Uncertainty-Aware Decarbonization for Datacenters
This work addresses decarbonization for datacenters by quantifying uncertainty, offering practical emission reductions, though it is incremental in applying existing methods to a new domain.
This paper tackles the problem of carbon intensity forecasting uncertainty for datacenter decarbonization by introducing a conformal prediction-based framework, resulting in preventing a 5% and 14% increase in carbon emissions in case studies, translating to absolute reductions of 2.1 and 10.4 tons.

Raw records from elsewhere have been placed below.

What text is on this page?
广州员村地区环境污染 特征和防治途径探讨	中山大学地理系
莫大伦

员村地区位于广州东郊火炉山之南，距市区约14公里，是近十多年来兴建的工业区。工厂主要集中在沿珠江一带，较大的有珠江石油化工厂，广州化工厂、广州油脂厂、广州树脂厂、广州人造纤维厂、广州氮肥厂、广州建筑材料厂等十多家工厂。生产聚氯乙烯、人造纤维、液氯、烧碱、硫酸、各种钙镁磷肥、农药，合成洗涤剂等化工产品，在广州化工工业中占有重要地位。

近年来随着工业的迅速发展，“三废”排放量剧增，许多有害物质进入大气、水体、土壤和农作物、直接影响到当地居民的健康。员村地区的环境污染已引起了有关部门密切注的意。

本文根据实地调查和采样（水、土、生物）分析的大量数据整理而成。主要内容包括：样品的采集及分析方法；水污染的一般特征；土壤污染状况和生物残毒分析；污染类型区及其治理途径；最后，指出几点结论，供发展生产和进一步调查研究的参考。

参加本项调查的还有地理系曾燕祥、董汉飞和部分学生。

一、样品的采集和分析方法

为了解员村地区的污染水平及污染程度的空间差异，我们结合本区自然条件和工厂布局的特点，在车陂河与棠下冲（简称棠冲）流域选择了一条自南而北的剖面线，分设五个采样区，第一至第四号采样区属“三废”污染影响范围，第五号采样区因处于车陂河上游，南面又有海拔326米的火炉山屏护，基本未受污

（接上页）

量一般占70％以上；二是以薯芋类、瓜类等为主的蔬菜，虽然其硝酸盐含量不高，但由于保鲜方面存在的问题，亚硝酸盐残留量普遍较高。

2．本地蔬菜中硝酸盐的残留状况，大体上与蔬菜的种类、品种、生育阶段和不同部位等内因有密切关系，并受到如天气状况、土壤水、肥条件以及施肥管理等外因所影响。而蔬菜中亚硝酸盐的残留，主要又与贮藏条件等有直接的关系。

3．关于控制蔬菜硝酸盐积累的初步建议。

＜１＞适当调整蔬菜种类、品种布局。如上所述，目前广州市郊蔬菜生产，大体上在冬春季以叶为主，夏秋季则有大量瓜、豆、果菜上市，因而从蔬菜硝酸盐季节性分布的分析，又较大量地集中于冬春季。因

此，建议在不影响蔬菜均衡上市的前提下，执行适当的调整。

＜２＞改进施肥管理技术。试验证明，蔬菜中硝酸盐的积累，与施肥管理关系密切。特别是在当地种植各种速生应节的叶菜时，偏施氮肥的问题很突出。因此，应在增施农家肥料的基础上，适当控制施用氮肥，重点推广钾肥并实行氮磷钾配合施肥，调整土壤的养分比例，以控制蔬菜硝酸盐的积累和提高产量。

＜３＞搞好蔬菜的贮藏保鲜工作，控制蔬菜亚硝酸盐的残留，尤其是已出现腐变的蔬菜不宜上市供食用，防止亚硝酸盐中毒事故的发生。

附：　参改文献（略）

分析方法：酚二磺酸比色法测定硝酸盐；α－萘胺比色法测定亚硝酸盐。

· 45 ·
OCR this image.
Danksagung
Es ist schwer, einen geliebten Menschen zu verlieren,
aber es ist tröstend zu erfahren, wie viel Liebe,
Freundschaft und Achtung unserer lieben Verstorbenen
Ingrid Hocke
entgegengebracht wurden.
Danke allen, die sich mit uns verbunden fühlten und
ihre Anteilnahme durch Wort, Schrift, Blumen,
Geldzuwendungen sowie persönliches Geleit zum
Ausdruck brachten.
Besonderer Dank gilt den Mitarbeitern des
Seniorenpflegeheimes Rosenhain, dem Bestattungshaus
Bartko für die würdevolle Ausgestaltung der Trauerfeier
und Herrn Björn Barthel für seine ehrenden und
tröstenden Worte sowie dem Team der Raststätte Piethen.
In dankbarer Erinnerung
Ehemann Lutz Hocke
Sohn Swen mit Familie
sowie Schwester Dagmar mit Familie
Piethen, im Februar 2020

This paper represents the first effort to quantify uncertainty in carbon intensity forecasting for datacenter decarbonization. We identify and analyze two types of uncertainty -- temporal and spatial -- and discuss their system implications. To address the temporal dynamics in quantifying uncertainty for carbon intensity forecasting, we introduce a conformal prediction-based framework. Evaluation results show that our technique robustly achieves target coverages in uncertainty quantification across various significance levels. We conduct two case studies using production power traces, focusing on temporal and spatial load shifting respectively. The results show that incorporating uncertainty into scheduling decisions can prevent a 5% and 14% increase in carbon emissions, respectively. These percentages translate to an absolute reduction of 2.1 and 10.4 tons of carbon emissions in a 20 MW datacenter cluster.